En palabras del anarquista venezolano Rafael Uzcátegui, director del periódico El Libertario en Caracas, “lo que se ha hecho con los ingresos del petróleo no es atacar las causas estructurales de la pobreza, sino poner en práctica una serie de políticas sociales… que son paliativos de la pobreza y que no están transformando la sociedad estructuralmente” (“Venezuela: Interview with Rafael Uzcátegui”, Infoshop, 6 de julio de 2012).
Y a diferencia de una verdadera reforma estructural, cuyo objetivo sería suprimir los monopolios y privilegios garantizados por el estado que daría lugar a una redistribución espontánea de la riqueza a través de mecanismos de mercado, las políticas de Chávez dependen de intervenciones continuas por parte de un caudillo que es poco probable que sobrevivan mucho tiempo después de su muerte.
Si quieres celebrar el alivio de la pobreza que se produjo como efecto secundario de la lujuria por el poder de Chávez, adelante. Si quieres celebrar el hecho de que la autocracia bolivariana, a diferencia de las dictaduras apoyadas por Estados Unidos en el pasado, instigó una revuelta sudamericana contra la influencia yanqui, estaré encantado de acompañarte, por la misma razón que habría saltado de alegría si el régimen militar de Polonia hubiese derrotado a Hitler en septiembre de 1939. Yo también prefiero un mundo en el que se debilita el poder de la potencia hegemónica, aunque sea por la acción de los estados rivales.

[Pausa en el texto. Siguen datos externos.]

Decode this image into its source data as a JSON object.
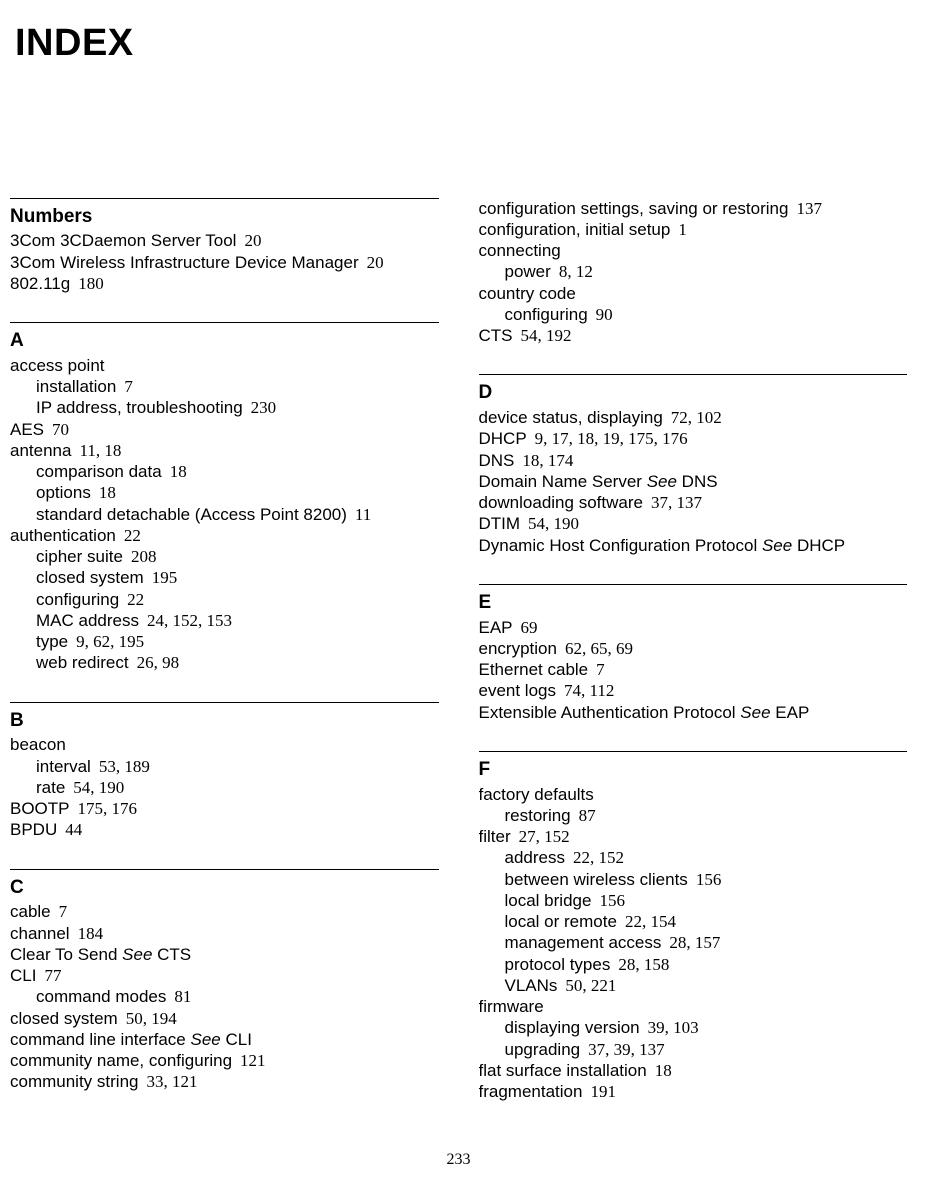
{
  "title": "INDEX",
  "pageNumber": "233",
  "leftColumn": [
    {
      "header": "Numbers",
      "entries": [
        {
          "level": 1,
          "text": "3Com 3CDaemon Server Tool",
          "pages": "20"
        },
        {
          "level": 1,
          "text": "3Com Wireless Infrastructure Device Manager",
          "pages": "20"
        },
        {
          "level": 1,
          "text": "802.11g",
          "pages": "180"
        }
      ]
    },
    {
      "header": "A",
      "entries": [
        {
          "level": 1,
          "text": "access point"
        },
        {
          "level": 2,
          "text": "installation",
          "pages": "7"
        },
        {
          "level": 2,
          "text": "IP address, troubleshooting",
          "pages": "230"
        },
        {
          "level": 1,
          "text": "AES",
          "pages": "70"
        },
        {
          "level": 1,
          "text": "antenna",
          "pages": "11, 18"
        },
        {
          "level": 2,
          "text": "comparison data",
          "pages": "18"
        },
        {
          "level": 2,
          "text": "options",
          "pages": "18"
        },
        {
          "level": 2,
          "text": "standard detachable (Access Point 8200)",
          "pages": "11"
        },
        {
          "level": 1,
          "text": "authentication",
          "pages": "22"
        },
        {
          "level": 2,
          "text": "cipher suite",
          "pages": "208"
        },
        {
          "level": 2,
          "text": "closed system",
          "pages": "195"
        },
        {
          "level": 2,
          "text": "configuring",
          "pages": "22"
        },
        {
          "level": 2,
          "text": "MAC address",
          "pages": "24, 152, 153"
        },
        {
          "level": 2,
          "text": "type",
          "pages": "9, 62, 195"
        },
        {
          "level": 2,
          "text": "web redirect",
          "pages": "26, 98"
        }
      ]
    },
    {
      "header": "B",
      "entries": [
        {
          "level": 1,
          "text": "beacon"
        },
        {
          "level": 2,
          "text": "interval",
          "pages": "53, 189"
        },
        {
          "level": 2,
          "text": "rate",
          "pages": "54, 190"
        },
        {
          "level": 1,
          "text": "BOOTP",
          "pages": "175, 176"
        },
        {
          "level": 1,
          "text": "BPDU",
          "pages": "44"
        }
      ]
    },
    {
      "header": "C",
      "entries": [
        {
          "level": 1,
          "text": "cable",
          "pages": "7"
        },
        {
          "level": 1,
          "text": "channel",
          "pages": "184"
        },
        {
          "level": 1,
          "text": "Clear To Send",
          "see": "See",
          "seeTarget": "CTS"
        },
        {
          "level": 1,
          "text": "CLI",
          "pages": "77"
        },
        {
          "level": 2,
          "text": "command modes",
          "pages": "81"
        },
        {
          "level": 1,
          "text": "closed system",
          "pages": "50, 194"
        },
        {
          "level": 1,
          "text": "command line interface",
          "see": "See",
          "seeTarget": "CLI"
        },
        {
          "level": 1,
          "text": "community name, configuring",
          "pages": "121"
        },
        {
          "level": 1,
          "text": "community string",
          "pages": "33, 121"
        }
      ]
    }
  ],
  "rightColumn": [
    {
      "entries": [
        {
          "level": 1,
          "text": "configuration settings, saving or restoring",
          "pages": "137"
        },
        {
          "level": 1,
          "text": "configuration, initial setup",
          "pages": "1"
        },
        {
          "level": 1,
          "text": "connecting"
        },
        {
          "level": 2,
          "text": "power",
          "pages": "8, 12"
        },
        {
          "level": 1,
          "text": "country code"
        },
        {
          "level": 2,
          "text": "configuring",
          "pages": "90"
        },
        {
          "level": 1,
          "text": "CTS",
          "pages": "54, 192"
        }
      ]
    },
    {
      "header": "D",
      "entries": [
        {
          "level": 1,
          "text": "device status, displaying",
          "pages": "72, 102"
        },
        {
          "level": 1,
          "text": "DHCP",
          "pages": "9, 17, 18, 19, 175, 176"
        },
        {
          "level": 1,
          "text": "DNS",
          "pages": "18, 174"
        },
        {
          "level": 1,
          "text": "Domain Name Server",
          "see": "See",
          "seeTarget": "DNS"
        },
        {
          "level": 1,
          "text": "downloading software",
          "pages": "37, 137"
        },
        {
          "level": 1,
          "text": "DTIM",
          "pages": "54, 190"
        },
        {
          "level": 1,
          "text": "Dynamic Host Configuration Protocol",
          "see": "See",
          "seeTarget": "DHCP"
        }
      ]
    },
    {
      "header": "E",
      "entries": [
        {
          "level": 1,
          "text": "EAP",
          "pages": "69"
        },
        {
          "level": 1,
          "text": "encryption",
          "pages": "62, 65, 69"
        },
        {
          "level": 1,
          "text": "Ethernet cable",
          "pages": "7"
        },
        {
          "level": 1,
          "text": "event logs",
          "pages": "74, 112"
        },
        {
          "level": 1,
          "text": "Extensible Authentication Protocol",
          "see": "See",
          "seeTarget": "EAP"
        }
      ]
    },
    {
      "header": "F",
      "entries": [
        {
          "level": 1,
          "text": "factory defaults"
        },
        {
          "level": 2,
          "text": "restoring",
          "pages": "87"
        },
        {
          "level": 1,
          "text": "filter",
          "pages": "27, 152"
        },
        {
          "level": 2,
          "text": "address",
          "pages": "22, 152"
        },
        {
          "level": 2,
          "text": "between wireless clients",
          "pages": "156"
        },
        {
          "level": 2,
          "text": "local bridge",
          "pages": "156"
        },
        {
          "level": 2,
          "text": "local or remote",
          "pages": "22, 154"
        },
        {
          "level": 2,
          "text": "management access",
          "pages": "28, 157"
        },
        {
          "level": 2,
          "text": "protocol types",
          "pages": "28, 158"
        },
        {
          "level": 2,
          "text": "VLANs",
          "pages": "50, 221"
        },
        {
          "level": 1,
          "text": "firmware"
        },
        {
          "level": 2,
          "text": "displaying version",
          "pages": "39, 103"
        },
        {
          "level": 2,
          "text": "upgrading",
          "pages": "37, 39, 137"
        },
        {
          "level": 1,
          "text": "flat surface installation",
          "pages": "18"
        },
        {
          "level": 1,
          "text": "fragmentation",
          "pages": "191"
        }
      ]
    }
  ]
}
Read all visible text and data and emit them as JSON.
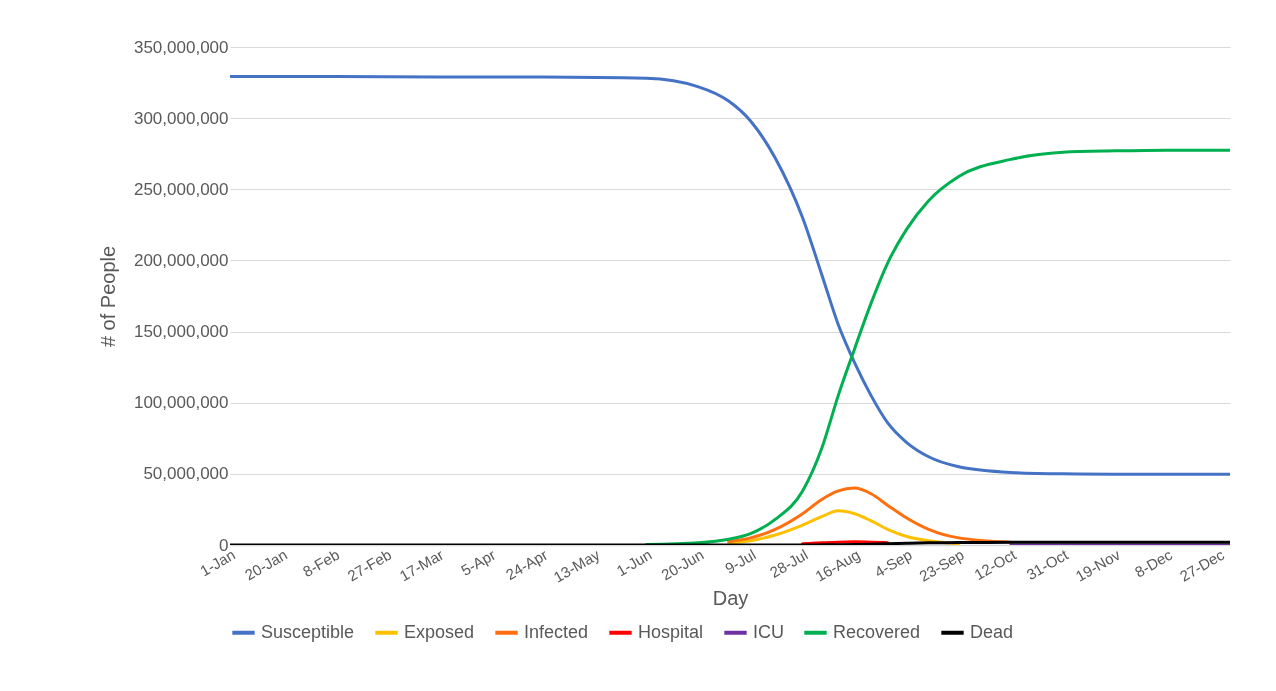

Pero no posemos nuestras esperanzas de justicia social en los caprichos de los caudillos y sus cultos a la personalidad. Eso es algo que tenemos que enterrar para siempre, junto con Chávez.
Es hora de perseguir una visión de justicia y libertad que alcancemos por nuestras propias acciones, a través de la cooperación pacífica, la ayuda mutua y la solidaridad con nuestros amigos y vecinos – no como un regalo que dependa de la benevolencia temporal de un dictador.
Artículo original publicado por Kevin Carson el 10 de marzo 2013.
Traducido del inglés por Carlos Clemente.